Evidence & guidelines

Comprehensive narrative reviews in The Lancet and the New England Journal of Medicine frame the epidemiology, mechanisms, and outcomes of preterm birth (Goldenberg, 2008; Muglia, 2010; Saigal, 2008), and standard obstetric texts summarize classification and surveillance (Cunningham et al., 2022).

History

Survival of preterm infants improved dramatically over the twentieth century with the development of neonatal intensive care, surfactant therapy, and antenatal corticosteroids, shifting attention from mortality toward long-term morbidity.
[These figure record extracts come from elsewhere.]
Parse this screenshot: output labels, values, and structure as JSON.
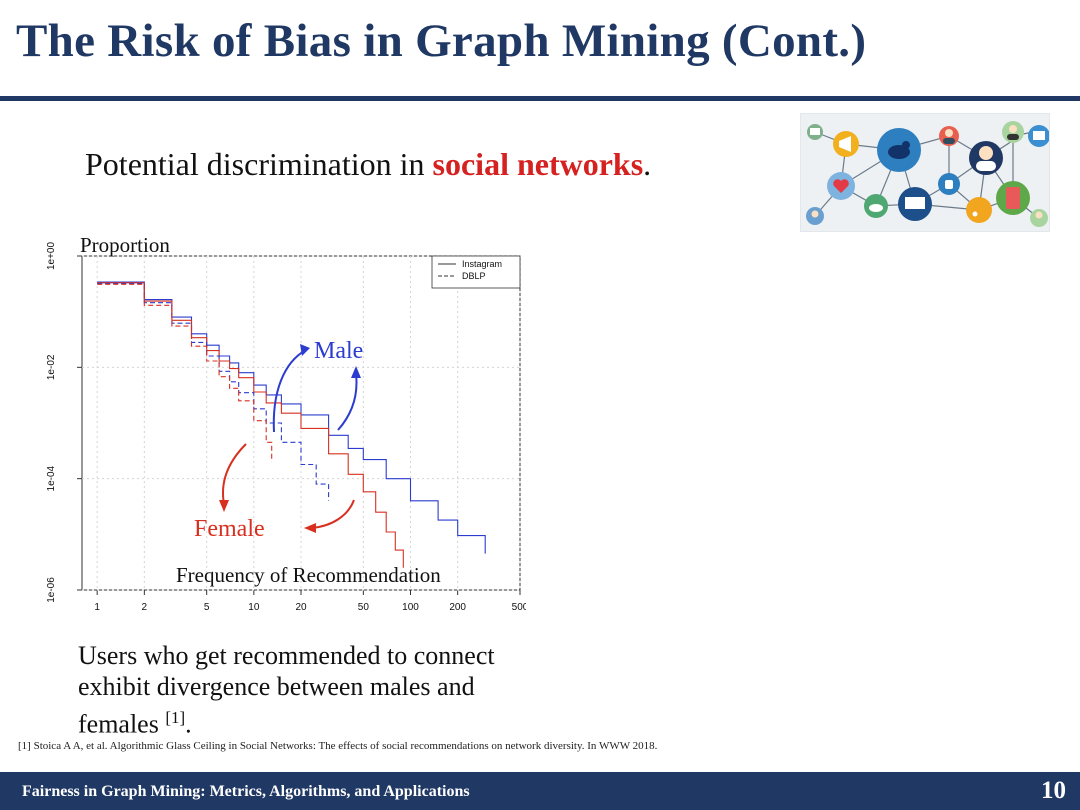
{
  "slide": {
    "title": "The Risk of Bias in Graph Mining (Cont.)",
    "subtitle_prefix": "Potential discrimination in ",
    "subtitle_highlight": "social networks",
    "subtitle_suffix": ".",
    "description": "Users who get recommended to connect exhibit divergence between males and females",
    "description_ref": "[1]",
    "description_end": ".",
    "reference": "[1] Stoica A A, et al. Algorithmic Glass Ceiling in Social Networks: The effects of social recommendations on network diversity. In WWW 2018.",
    "footer": "Fairness in Graph Mining: Metrics, Algorithms, and Applications",
    "page_number": "10"
  },
  "colors": {
    "title": "#1f3864",
    "highlight": "#d62121",
    "male": "#2b3ccf",
    "female": "#d83020"
  },
  "icons": [
    "envelope-icon",
    "megaphone-icon",
    "twitter-bird-icon",
    "user-icon",
    "user-icon",
    "video-icon",
    "heart-icon",
    "thumbs-up-icon",
    "phone-icon",
    "cloud-icon",
    "laptop-icon",
    "rss-icon",
    "user-icon"
  ],
  "chart_data": {
    "type": "line",
    "xscale": "log",
    "yscale": "log",
    "xlim": [
      0.8,
      500
    ],
    "ylim": [
      1e-06,
      1
    ],
    "x_ticks": [
      "1",
      "2",
      "5",
      "10",
      "20",
      "50",
      "100",
      "200",
      "500"
    ],
    "y_ticks": [
      "1e+00",
      "1e-02",
      "1e-04",
      "1e-06"
    ],
    "ylabel": "Proportion",
    "xlabel": "Frequency of Recommendation",
    "legend": {
      "placement": "top-right",
      "entries": [
        {
          "label": "Instagram",
          "style": "solid"
        },
        {
          "label": "DBLP",
          "style": "dashed"
        }
      ]
    },
    "annotations": [
      {
        "text": "Male",
        "color": "#2b3ccf"
      },
      {
        "text": "Female",
        "color": "#d83020"
      }
    ],
    "series": [
      {
        "dataset": "Instagram",
        "group": "Male",
        "style": "solid",
        "color": "#2b3ccf",
        "x": [
          1,
          2,
          3,
          4,
          5,
          6,
          7,
          8,
          10,
          12,
          15,
          20,
          30,
          40,
          50,
          70,
          100,
          150,
          200,
          300
        ],
        "y": [
          0.34,
          0.165,
          0.08,
          0.04,
          0.025,
          0.016,
          0.012,
          0.008,
          0.0048,
          0.0032,
          0.0022,
          0.0014,
          0.0006,
          0.00035,
          0.00022,
          0.0001,
          4e-05,
          1.8e-05,
          9.5e-06,
          4.5e-06
        ]
      },
      {
        "dataset": "Instagram",
        "group": "Female",
        "style": "solid",
        "color": "#d83020",
        "x": [
          1,
          2,
          3,
          4,
          5,
          6,
          7,
          8,
          10,
          12,
          15,
          20,
          30,
          40,
          50,
          60,
          70,
          80,
          90
        ],
        "y": [
          0.33,
          0.155,
          0.07,
          0.034,
          0.02,
          0.013,
          0.0095,
          0.0065,
          0.0036,
          0.0023,
          0.0015,
          0.0008,
          0.00028,
          0.00012,
          5.8e-05,
          2.5e-05,
          1.1e-05,
          5.2e-06,
          2.5e-06
        ]
      },
      {
        "dataset": "DBLP",
        "group": "Male",
        "style": "dashed",
        "color": "#2b3ccf",
        "x": [
          1,
          2,
          3,
          4,
          5,
          6,
          7,
          8,
          10,
          12,
          15,
          20,
          25,
          30
        ],
        "y": [
          0.32,
          0.145,
          0.062,
          0.028,
          0.016,
          0.0085,
          0.0055,
          0.0035,
          0.0018,
          0.001,
          0.00045,
          0.00018,
          8e-05,
          4e-05
        ]
      },
      {
        "dataset": "DBLP",
        "group": "Female",
        "style": "dashed",
        "color": "#d83020",
        "x": [
          1,
          2,
          3,
          4,
          5,
          6,
          7,
          8,
          10,
          12,
          13
        ],
        "y": [
          0.31,
          0.13,
          0.055,
          0.024,
          0.013,
          0.0068,
          0.0042,
          0.0025,
          0.0011,
          0.00045,
          0.0002
        ]
      }
    ]
  }
}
The conceptual move from viewing preterm labor as a single event to understanding it as a syndrome with multiple causes, articulated in influential reviews (Goldenberg, 2008; Muglia, 2010), reframed both research and prevention efforts.

Debates

Why has preterm birth been so resistant to prevention?
Because spontaneous preterm birth is a syndrome with heterogeneous causes, interventions that target one pathway may not reduce overall rates, and the enigma of largely unexplained spontaneous preterm birth remains a central challenge.

Key figures

  • Robert Goldenberg
  • Roberto Romero

Related topics

Seminal works

  • goldenberg-2008
  • muglia-2010
  • saigal-2008

Frequently asked questions

What counts as a preterm birth?
A preterm birth is delivery before 37 completed weeks of gestation; it is further divided by gestational age (for example late preterm at 34 to under 37 weeks, down to extremely preterm before 28 weeks).
Why is spontaneous preterm birth called a syndrome?
Because the same clinical outcome, early labor or membrane rupture, can result from several different underlying processes such as infection, inflammation, uterine overdistension, and cervical insufficiency, rather than from a single cause (Goldenberg, 2008).